In the past, lawyers have discovered listening devices in meeting rooms disguised as smoke detectors; a prosecutor said soldiers mistakenly overheard legal meetings, and then something classified happened over the summer to cause Baker to caution defense teams that no meeting site at the base guarantees fundamental attorney-client confidentiality.
The statement said Rishikof would be asking the commander of the guard force at Guantanamo’s prison of 41 captives to create a space for attorney-client meetings. In specifically seeking that be done by the Joint Detention Group commander, Army Col. Steve Gabavics, the Pentagon statement signaled that Rishikof was bypassing the senior commander of the prison, Rear Adm. Edward Cashman.

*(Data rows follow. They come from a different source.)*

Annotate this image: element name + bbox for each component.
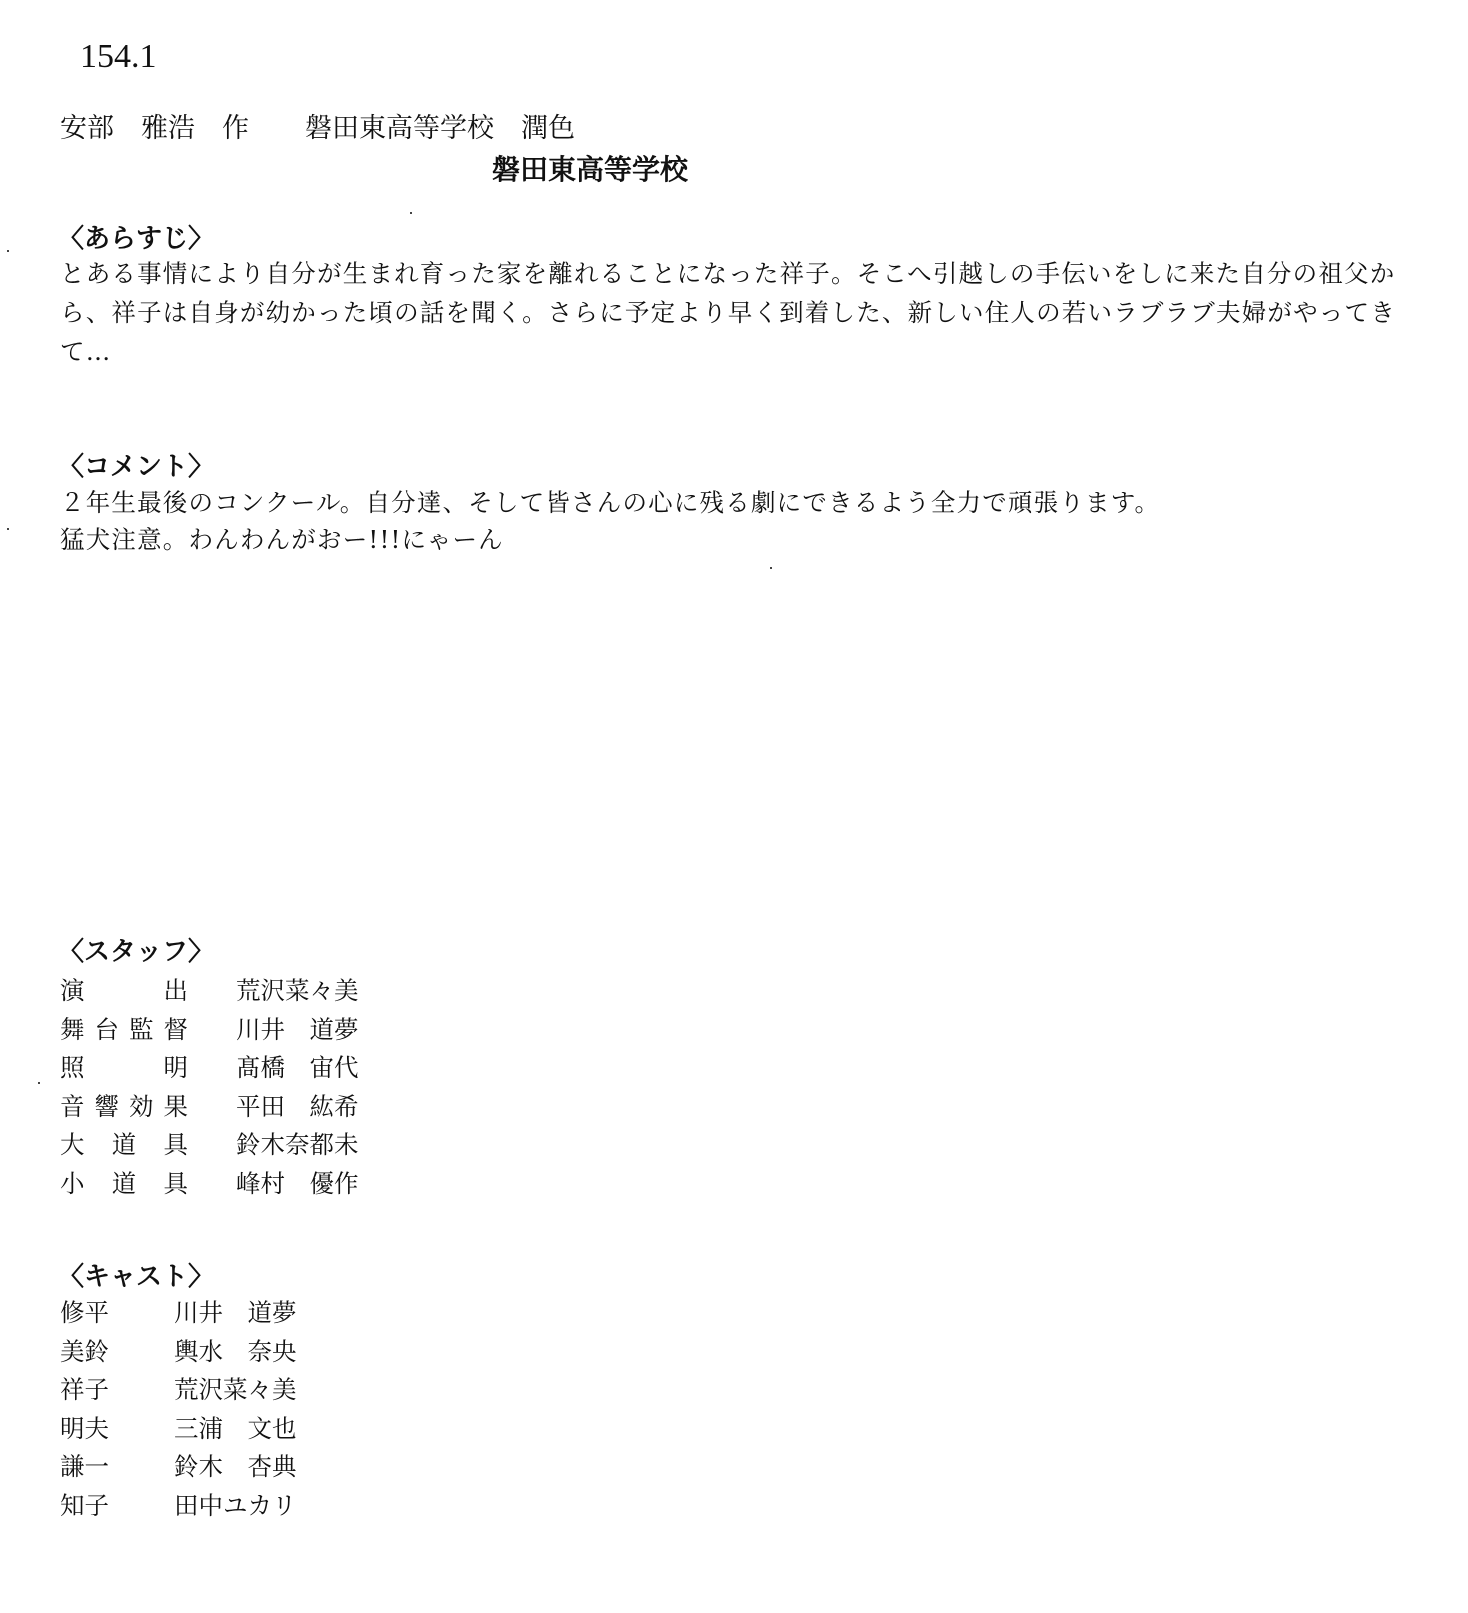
cast-role: 謙一 bbox=[60, 1448, 120, 1487]
cast-role: 知子 bbox=[60, 1487, 120, 1526]
staff-role: 照明 bbox=[60, 1049, 188, 1088]
scan-speck bbox=[410, 212, 412, 214]
staff-row: 音響効果平田 紘希 bbox=[60, 1088, 359, 1127]
staff-role: 演出 bbox=[60, 972, 188, 1011]
staff-role: 小道具 bbox=[60, 1165, 188, 1204]
staff-name: 荒沢菜々美 bbox=[236, 972, 359, 1011]
cast-row: 明夫三浦 文也 bbox=[60, 1410, 297, 1449]
cast-row: 修平川井 道夢 bbox=[60, 1294, 297, 1333]
document-number: 154.1 bbox=[80, 38, 157, 76]
staff-list: 演出荒沢菜々美 舞台監督川井 道夢 照明髙橋 宙代 音響効果平田 紘希 大道具鈴… bbox=[60, 972, 359, 1203]
cast-name: 輿水 奈央 bbox=[174, 1333, 297, 1372]
comment-line-2: 猛犬注意。わんわんがおー!!!にゃーん bbox=[60, 520, 1420, 559]
cast-row: 祥子荒沢菜々美 bbox=[60, 1371, 297, 1410]
cast-role: 美鈴 bbox=[60, 1333, 120, 1372]
author-credit: 安部 雅浩 作 bbox=[60, 106, 249, 145]
cast-role: 祥子 bbox=[60, 1371, 120, 1410]
school-name: 磐田東高等学校 bbox=[492, 148, 688, 188]
cast-name: 鈴木 杏典 bbox=[174, 1448, 297, 1487]
staff-row: 大道具鈴木奈都未 bbox=[60, 1126, 359, 1165]
staff-role: 音響効果 bbox=[60, 1088, 188, 1127]
cast-row: 美鈴輿水 奈央 bbox=[60, 1333, 297, 1372]
scan-speck bbox=[7, 528, 9, 530]
staff-row: 小道具峰村 優作 bbox=[60, 1165, 359, 1204]
cast-name: 川井 道夢 bbox=[174, 1294, 297, 1333]
staff-name: 髙橋 宙代 bbox=[236, 1049, 359, 1088]
cast-role: 明夫 bbox=[60, 1410, 120, 1449]
staff-role: 舞台監督 bbox=[60, 1011, 188, 1050]
adapter-credit: 磐田東高等学校 潤色 bbox=[305, 106, 575, 145]
staff-name: 川井 道夢 bbox=[236, 1011, 359, 1050]
cast-name: 荒沢菜々美 bbox=[174, 1371, 297, 1410]
scan-speck bbox=[770, 567, 772, 569]
scan-speck bbox=[7, 250, 9, 252]
credits-line: 安部 雅浩 作磐田東高等学校 潤色 bbox=[60, 106, 575, 145]
cast-heading: 〈キャスト〉 bbox=[58, 1256, 214, 1293]
staff-heading: 〈スタッフ〉 bbox=[58, 931, 214, 968]
staff-name: 平田 紘希 bbox=[236, 1088, 359, 1127]
cast-row: 謙一鈴木 杏典 bbox=[60, 1448, 297, 1487]
cast-row: 知子田中ユカリ bbox=[60, 1487, 297, 1526]
staff-row: 演出荒沢菜々美 bbox=[60, 972, 359, 1011]
cast-list: 修平川井 道夢 美鈴輿水 奈央 祥子荒沢菜々美 明夫三浦 文也 謙一鈴木 杏典 … bbox=[60, 1294, 297, 1525]
cast-name: 田中ユカリ bbox=[174, 1487, 297, 1526]
comment-heading: 〈コメント〉 bbox=[58, 446, 214, 483]
staff-name: 鈴木奈都未 bbox=[236, 1126, 359, 1165]
synopsis-heading: 〈あらすじ〉 bbox=[58, 218, 214, 255]
staff-row: 舞台監督川井 道夢 bbox=[60, 1011, 359, 1050]
cast-name: 三浦 文也 bbox=[174, 1410, 297, 1449]
staff-row: 照明髙橋 宙代 bbox=[60, 1049, 359, 1088]
synopsis-text: とある事情により自分が生まれ育った家を離れることになった祥子。そこへ引越しの手伝… bbox=[60, 254, 1420, 371]
staff-role: 大道具 bbox=[60, 1126, 188, 1165]
staff-name: 峰村 優作 bbox=[236, 1165, 359, 1204]
comment-line-1: ２年生最後のコンクール。自分達、そして皆さんの心に残る劇にできるよう全力で頑張り… bbox=[60, 483, 1420, 522]
scan-speck bbox=[38, 1082, 40, 1084]
cast-role: 修平 bbox=[60, 1294, 120, 1333]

Gabavics answers directly to the prison commander, independent of the prison’s intelligence, legal and combat camera units, which answer to Cashman via a chief of staff of equal rank to Gabavics.
Four entities get to decide Baker’s fate, according to the statement: The top-ranking lawyer in the Marine Corps, a two-star general who serves as the staff attorney to the Commandant of the Marine Corps; someone at the Pentagon’s General Counsel office; the Department of Defense’s “Standards of Conduct Office,” and someone in the Department of the Navy.
According to the Pentagon statement, Rishikof said that Spath did have the authority to overrule Baker’s release of the attorneys, and referred to their “attempted resignation,” suggesting that as far as the top Pentagon official is concerned, Kammen, Eliades and Spears are still attorneys of record on the case.
Kammen said by email Wednesday morning that “our position is that General Baker excused us. So our resignations were approved by the only official with a vote. The convening authority has no legitimate role in this decision.”
He added that, under the rules for the war court, the role of the convening authority is not that of “a super judge until there is a conviction. He does not have a legitimate role in the conflict between Colonel Spath and General Baker over excusal authority. Indeed his attempt to insert himself into it may be unlawful influence.”